Melinda Litvinas is being honored as a Future of American Agriculture Champion of Change.

I am truly honored to be named a Champion of Change for the Future of American Agriculture. Although I grew up in urban Philadelphia, I am a very enthusiastic supporter of any farm market, local foods, and slow food movements, even from a young age.  Growing up, I discovered the importance of food not only as a creative outlet but as a field that is ever changing with new challenges every day - especially the challenge of how to feed our population while conserving our natural resources. 

As I finished college at Syracuse University, my two main career goals evolved: to operate a successful business and to leave my mark in the food world in positive and influential way. I worked many positions in the food service and culinary management field until I discovered the UDairy Creamery Manager's position in 2010. I knew if I was hired, not only could I fill the University of Delaware's needs for an operations manager but also fulfill my personal goals. As a former food science teaching assistant, I also I found the possibility of teaching students again to be most appealing.

The University of Delaware’s College of Agriculture and Natural Resources has had an operating dairy farm for decades prior to the development of the UDairy Creamery. In 2008, a group of four students and one professor wrote and proposed a business plan to open a creamery in order to help subsidize the costs incurred by operating a research dairy farm. The need to make ends meet in the dairy industry has been an ever-growing issue – and many dairy farmers turn to value-added products, like cheese or dairy, to help diversify their income streams.  We received an internal grant from the University called a Unidel Grant, in 2009 for half the cost of the Creamery. The remainder was funded by private donations. I was hired in late 2010 and we opened 6 months later in April of 2011.

In June of 2013, I worked with student interns to partner with the Horn Program for Entrepreneurship within the University’s Lerner School of Business to become the first University with an ice cream truck.  The “Moo Mobile” was purchased not only to serve other parts of campus and events, but as a teaching tool for Agriculture and Entrepreneurship students to run a “business for a day.”  So far, we have been involved in three courses and several high school outreach programs within Delaware.

The last three years have been a whirlwind of ice cream production, growing store sales, and hundreds of events in which we have been able to share our sustainable story with the University and outside communities. As a non-profit business, all proceeds from ice cream sales go directly to supporting the dairy farm and its teaching programs. I could pride myself in the amount of ice cream we produce or probably the world record amount of homemade waffle cones we have sold or how successful the Creamery has become while I was the manager for three years. It is, however, not what I feel most proud of.

Since 2010, I have had the honor to teach, mentor and work very hard with 24 student interns and over 95 student employees.
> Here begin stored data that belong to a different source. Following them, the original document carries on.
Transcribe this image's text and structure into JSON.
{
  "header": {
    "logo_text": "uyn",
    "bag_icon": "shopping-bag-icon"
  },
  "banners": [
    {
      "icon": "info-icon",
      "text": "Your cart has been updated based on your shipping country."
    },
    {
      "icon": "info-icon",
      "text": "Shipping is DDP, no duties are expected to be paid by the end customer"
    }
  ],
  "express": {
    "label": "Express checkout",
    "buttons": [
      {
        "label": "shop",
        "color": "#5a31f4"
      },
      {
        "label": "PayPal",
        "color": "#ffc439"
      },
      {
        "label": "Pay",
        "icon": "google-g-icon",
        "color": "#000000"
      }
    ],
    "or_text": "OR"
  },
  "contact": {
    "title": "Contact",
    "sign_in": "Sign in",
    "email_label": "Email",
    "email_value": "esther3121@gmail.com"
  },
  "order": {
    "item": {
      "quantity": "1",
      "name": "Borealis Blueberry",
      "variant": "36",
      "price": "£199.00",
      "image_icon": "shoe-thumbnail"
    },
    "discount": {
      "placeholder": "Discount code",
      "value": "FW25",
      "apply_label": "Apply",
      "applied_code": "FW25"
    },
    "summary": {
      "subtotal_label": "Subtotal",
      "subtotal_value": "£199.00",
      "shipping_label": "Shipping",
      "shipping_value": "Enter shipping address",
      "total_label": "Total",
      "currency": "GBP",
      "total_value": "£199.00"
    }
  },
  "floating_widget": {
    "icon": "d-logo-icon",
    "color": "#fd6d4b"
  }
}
These students applied to the Creamery not just for an ice cream job but to gain hands on experience in the agriculture and entrepreneurship fields. My students have become food scientists, veterinarians, farmers, small business owners, creamery managers and creamery owners.

I am currently working on plans to start a cheese manufacturing component to the UDairy Creamery, which will become the basis of a new pilot plant. I do hope to expand the Creamery into a full dairy pasteurization plant with an extensive product line. The food science industry is on a steady incline as our enrollment of food science students continues to grow. As the Creamery expands, the hands on experience in the areas in dairy, food, and animal science also expand. I pride myself in producing workforce-ready graduates that will continue to battle and solve the challenges of the food industry today. The students are the real product of the Creamery.

Melinda Litvinas is the University of Delaware’s UDairy Creamery Manager within the College of Agriculture and Natural Resources providing training, teaching and mentoring in entrepreneurship and agribusiness management to University students and community members.